This article focuses on providing technical information about how we use automated analytics. For how to set it up - please visit this article and for tips on how to use it - please visit this article.
This keyword visualization is a network visualization of concepts or ideas discussed in your project. It consists of the important and recurring keywords (excluding words such as articles & prepositions) automatically detected in your project's inputs. This visualization allows you to approach the analysis in "bottom-up" and less biased than setting categories before analysis.
Here is how it works:
How is the size of the keywords determined in the visualization?
Size represents the simple frequency of the keyword occurrence within your project. The more frequently the particular keyword or its variation, i.e., tree and trees appear in the project, the bigger the keyword appears in the visualization.
How are keywords selected and clustered together in color?
We first determine the keywords that appear in the same input. If the keywords appear together in the same input, we consider it a "connection" between them. Then we use the Louvain method, a mathematical model in which the number of connections between two "keywords" are maximized and clustered into an optimum number of color groupings. Optimizing the number of connections theoretically results in the best possible clusters of the keywords.
How is the proximity or the connection line between the keywords are considered?
The stronger the connection between the two keywords, i.e., the amount of co-occurrence, the closer the two keywords appear and the darker the line connections between them. Then we use the forced-directed layout algorithm, which positions the network in a two-dimensional, easy-to-read way.
Tip: In some instances, you may see a cluster of keywords appearing by itself apart from the rest of the clusters. This signals that this issue is discussed separately and not relevant to the other ideas.

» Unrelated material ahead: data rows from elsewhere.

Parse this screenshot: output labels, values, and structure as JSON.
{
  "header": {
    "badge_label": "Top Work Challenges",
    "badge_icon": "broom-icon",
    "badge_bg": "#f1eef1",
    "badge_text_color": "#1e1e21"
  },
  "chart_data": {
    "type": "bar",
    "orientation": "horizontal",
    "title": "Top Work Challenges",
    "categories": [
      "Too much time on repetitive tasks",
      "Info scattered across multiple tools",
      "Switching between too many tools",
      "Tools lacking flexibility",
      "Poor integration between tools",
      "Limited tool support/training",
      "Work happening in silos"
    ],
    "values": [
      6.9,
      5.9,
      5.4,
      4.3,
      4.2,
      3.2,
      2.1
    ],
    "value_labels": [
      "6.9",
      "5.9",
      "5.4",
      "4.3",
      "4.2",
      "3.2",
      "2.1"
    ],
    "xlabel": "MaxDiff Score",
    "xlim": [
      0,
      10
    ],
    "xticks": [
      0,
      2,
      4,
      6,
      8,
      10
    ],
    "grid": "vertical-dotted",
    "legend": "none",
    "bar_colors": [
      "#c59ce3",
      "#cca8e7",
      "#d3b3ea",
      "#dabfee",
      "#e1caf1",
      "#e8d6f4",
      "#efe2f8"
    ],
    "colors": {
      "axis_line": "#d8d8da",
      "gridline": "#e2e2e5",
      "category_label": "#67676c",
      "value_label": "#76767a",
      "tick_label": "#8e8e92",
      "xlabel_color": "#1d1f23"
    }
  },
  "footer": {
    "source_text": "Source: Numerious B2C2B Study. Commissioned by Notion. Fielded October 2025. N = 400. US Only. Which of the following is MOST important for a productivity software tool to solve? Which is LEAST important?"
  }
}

Understanding the automated analytics
We use Natural Language Processing (NLP) to give you automated suggestions of inputs that are relevant to your Tags.
Here is how it works:
How do you analyze which inputs are relevant to the specific Tag?
We use a Natural Language Inference (NLI) model based on BERT, which determines the meaning and context of the Tag and determines whether the input provided is semantically related to the Tag. If the model determines a relevant relation between the Tag and the input with high confidence, we suggest the Tag.
For example, the language model would determine the word "Nature" is highly relevant to the input "I wish there are more trees in the city", and suggest this input for the Tag.
How many languages can Insights work on, and how accurate is it?
Our Insights feature currently works in 16 languages, including; English, Dutch, German, French, Spanish, Portuguese, and Danish. We are constantly working on adding support for more languages. It is considered one of the most accurate models and can detect the contexts of the keywords (e.g., the relation between trees and green). However, as with any computational model, there is a certain degree of false positives & negatives and requires human supervision.